At least 33 oil spills ranging from simple sheens to 8,000 gallons plagued Louisiana in the aftermath of Hurricane Gustav. Most of the oil spills were sheens, not slicks, so were of minimal wildlife concern.
Although not as severe an impact as the eight million gallons spills resulting from the Hurricanes Katrina and Rita, one Hurricane Gustav incident coated numerous brown pelicans.
This Breton Sound spill 25 miles northwest of Breton National Wildlife Refuge was only 20 barrels -- small in relation to most spills -- yet it oiled about 20 brown pelicans, 10 severely.
The U.S. Coast Guard called Environmental Contaminants Specialist Buddy Goatcher, U.S. Fish and Wildlife Service, Lafayette Ecological Services Office, for technical assistance late Friday, Sept. 5, 2008. Pelican rescue operations were planned for the next morning.
Goatcher contacted pilot Reggie Fontenot of Southern Helicopters to secure a Bell Long Ranger L3 helicopter, the tool of choice for low-level wildlife work. Fontenot, with more than 32 years flying experience, has worked with the Service on National Wildlife Refuge System prescribed fires and wildfires, and has worked with Goatcher on oil spills for at least ten of those years.
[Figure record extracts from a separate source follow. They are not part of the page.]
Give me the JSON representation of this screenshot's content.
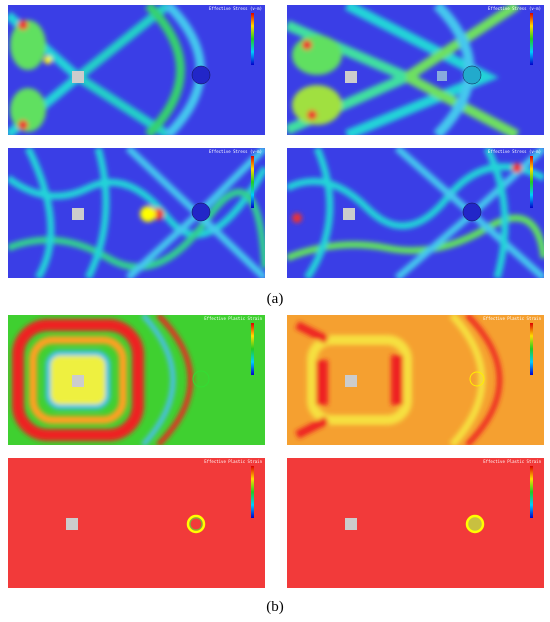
{
  "figure": {
    "panels": [
      {
        "title": "Effective Stress (v-m)"
      },
      {
        "title": "Effective Stress (v-m)"
      },
      {
        "title": "Effective Stress (v-m)"
      },
      {
        "title": "Effective Stress (v-m)"
      },
      {
        "title": "Effective Plastic Strain"
      },
      {
        "title": "Effective Plastic Strain"
      },
      {
        "title": "Effective Plastic Strain"
      },
      {
        "title": "Effective Plastic Strain"
      }
    ],
    "labels": [
      "(a)",
      "(b)"
    ]
  }
}
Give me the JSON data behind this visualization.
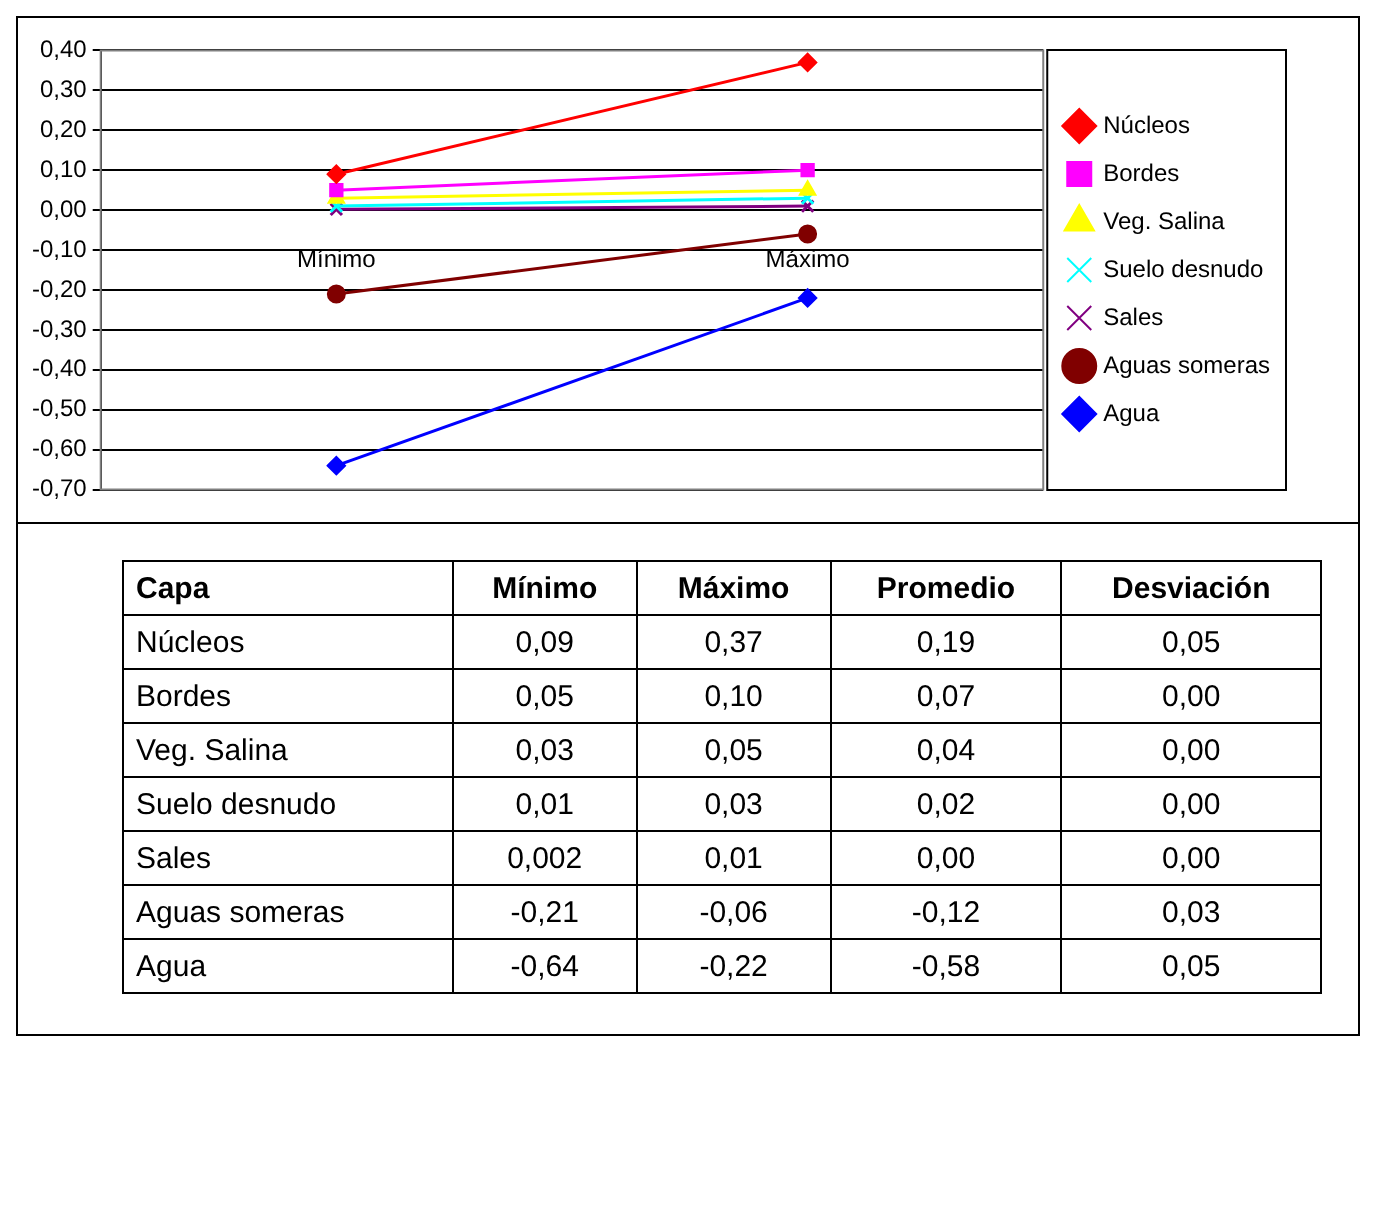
{
  "chart_data": [
    {
      "type": "line",
      "categories": [
        "Mínimo",
        "Máximo"
      ],
      "series": [
        {
          "name": "Núcleos",
          "color": "#ff0000",
          "values": [
            0.09,
            0.37
          ],
          "marker": "diamond"
        },
        {
          "name": "Bordes",
          "color": "#ff00ff",
          "values": [
            0.05,
            0.1
          ],
          "marker": "square"
        },
        {
          "name": "Veg. Salina",
          "color": "#ffff00",
          "values": [
            0.03,
            0.05
          ],
          "marker": "triangle"
        },
        {
          "name": "Suelo desnudo",
          "color": "#00ffff",
          "values": [
            0.01,
            0.03
          ],
          "marker": "cross"
        },
        {
          "name": "Sales",
          "color": "#800080",
          "values": [
            0.002,
            0.01
          ],
          "marker": "cross"
        },
        {
          "name": "Aguas someras",
          "color": "#800000",
          "values": [
            -0.21,
            -0.06
          ],
          "marker": "circle"
        },
        {
          "name": "Agua",
          "color": "#0000ff",
          "values": [
            -0.64,
            -0.22
          ],
          "marker": "diamond"
        }
      ],
      "ylim": [
        -0.7,
        0.4
      ],
      "yticks": [
        {
          "value": 0.4,
          "label": "0,40"
        },
        {
          "value": 0.3,
          "label": "0,30"
        },
        {
          "value": 0.2,
          "label": "0,20"
        },
        {
          "value": 0.1,
          "label": "0,10"
        },
        {
          "value": 0,
          "label": "0,00"
        },
        {
          "value": -0.1,
          "label": "-0,10"
        },
        {
          "value": -0.2,
          "label": "-0,20"
        },
        {
          "value": -0.3,
          "label": "-0,30"
        },
        {
          "value": -0.4,
          "label": "-0,40"
        },
        {
          "value": -0.5,
          "label": "-0,50"
        },
        {
          "value": -0.6,
          "label": "-0,60"
        },
        {
          "value": -0.7,
          "label": "-0,70"
        }
      ],
      "grid": "y",
      "legend": "right"
    },
    {
      "type": "other",
      "ylabel": "Capa",
      "categories": [
        "Mínimo",
        "Máximo",
        "Promedio",
        "Desviación"
      ],
      "y_categories": [
        "Núcleos",
        "Bordes",
        "Veg. Salina",
        "Suelo desnudo",
        "Sales",
        "Aguas someras",
        "Agua"
      ],
      "cell_labels": [
        [
          "0,09",
          "0,37",
          "0,19",
          "0,05"
        ],
        [
          "0,05",
          "0,10",
          "0,07",
          "0,00"
        ],
        [
          "0,03",
          "0,05",
          "0,04",
          "0,00"
        ],
        [
          "0,01",
          "0,03",
          "0,02",
          "0,00"
        ],
        [
          "0,002",
          "0,01",
          "0,00",
          "0,00"
        ],
        [
          "-0,21",
          "-0,06",
          "-0,12",
          "0,03"
        ],
        [
          "-0,64",
          "-0,22",
          "-0,58",
          "0,05"
        ]
      ]
    }
  ]
}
Fortunately, the right helicopter and pilot were available, in spite of the great demand for helicopters by FEMA, and private needs following Gustavs impact.
Goatcher and Fontenot have perfected a technique developed over the last decade of catching free-flying oiled birds by using the down draft under the helicopter to push oiled flying birds to the water surface and keep them on the surface. They hold the birds in this manner until the capture boats scoop them from the water with pole nets, something easier said than done.
The big challenge is the helicopter rotor wash that pushes the netters and boats away from the birds, said Goatcher. It takes a coordinated effort of the helicopter pilot with his biologist spotter, the netters, and the skilled boat operators to choreograph the capture boat and helicopter maneuvers in winds, water currents, shallows, and unpredictable bird movements.
The U.S. Coast Guard New Orleans Sector, bird rehab specialists from Wildlife Rehab and Education, Texas, and boat operators and deckhands from ES&H out of Houma, Louisiana composed the two bird-capture boat crews.
By the end of the day, the helicopter and boat crews operating as a unit located and captured 10 free-flying, oiled brown pelicans.
In the rehab center, located in Houma, Louisiana -- ground zero for the recent Hurricane Gustav -- the oiled rail died, as did one of the brown pelicans that was in a starved state (most likely a condition that preceded its oiling). One of the oiled pelicans that needed further rehab and rest was placed in a long-term care facility in Louisiana. All the other pelicans were cleaned and released into the Louisiana marsh the next day.